Penanews.id, BANGKALAN- Tol Trans Madura direncanakan bakal di Bangun. Dengan panjang kurang lebih 150 kilo meter (KM), posisi tol itu akan membentang di sisi utara pulau madura.
Rencana pembangunan tol itu pun mendapat respon dari sejumlah tokoh Madura. Khususnya terkait lokasi tol yang disebut akan membentang pada sisi utara.
Ketua Aliansi Santri Pemuda Ekonom Kyai Madura ( ASPEK MADURA ) KH. Mukhlis Muchsin mengatakan setuju jika di madura akan di bangun Tol. Akan tetapi, Ia menyatakan tidak sepakat jika Tol Trans Madura itu diletakan di bagian sisi utara Madura.
“Kami tidak sepakat dengan usulan lokasi tol trans madura itu,” ujar dia kepada Penanews.id. Jumat, 2 Juli 2021.
KH. Mukhlis mengatakan, jika pembangunan tol trans madura itu tujuannya untuk mengurai titik- titik kemacetan, maka posisi yang cukup ideal adalah poros tengah jalan nasional. Karena selain banyak pasar rakyat yang menyebabkan kemacetan, juga volume kendaraan yang semakin tak terbendung.
“Coba lihat jalan nasional pasar tanah merah, jalan nasional pasar blega, itu macetnya luar biasa. Bukan hanya pas pasaran saja, hari- hari biasa macet. Kenapa lokasi tol harus di sisi utara?,” kata dia.

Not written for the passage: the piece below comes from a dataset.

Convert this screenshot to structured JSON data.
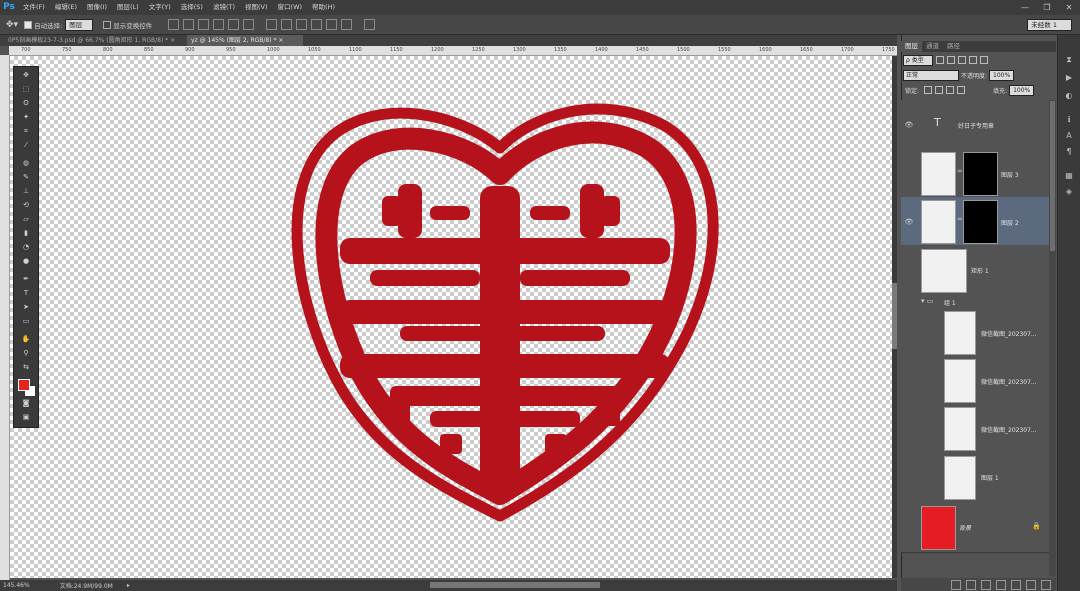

Pengasuh Pondok Pesantren Al Anwar, Patereman, Modung Bangkalan, Itu meminta Dewan Pengembangan Madura (DPM) dan Pemerintah Provinsi (Pemprov) Jawa Timur agar jeli memetakan arah pembangunan infrastrutur di pulau Madura.
“Dewan Pengembangan Madura (DPM) itu melihat dari sisi yang mana terhadap rencana pembangunan madura ini. Masak Tol Trans Madura ini mau diletakan disisi utara. Terus bagaimana bisa mengurai kemacetan. Ini harus dibicarkakan kembali oleh pemangku kepentingan. Jangan sampai upaya menghidupkan ekonomi masyarakat dengan adanya tol malah bikin kemacetan juga. Toh DPM itu tidak seutuhnya mewakili Massyarakat madura,” tegas dia.
Sementara itu, Wakil Sekretaris Jaringan Tretan Madura (Jatra) Suhaibin Sofa meminta DPM dan Pemrov Jatim melakukan mapping titik- titik kemacetan di Madura, sehingga pembangunan tol trans madura ini tepat guna dan sasaran.
“Kendaraan yang melintasi Poros jalan nasional madura saat ini sangat padat. Jika tujuan tol trans madura ini ingin mengurai kemacetan, posisi yang pas di bagian tengah. Kalau di utara, ya tetap saja seperti sekarang, tidak ada perubahan yang signifikan,” tandasnya.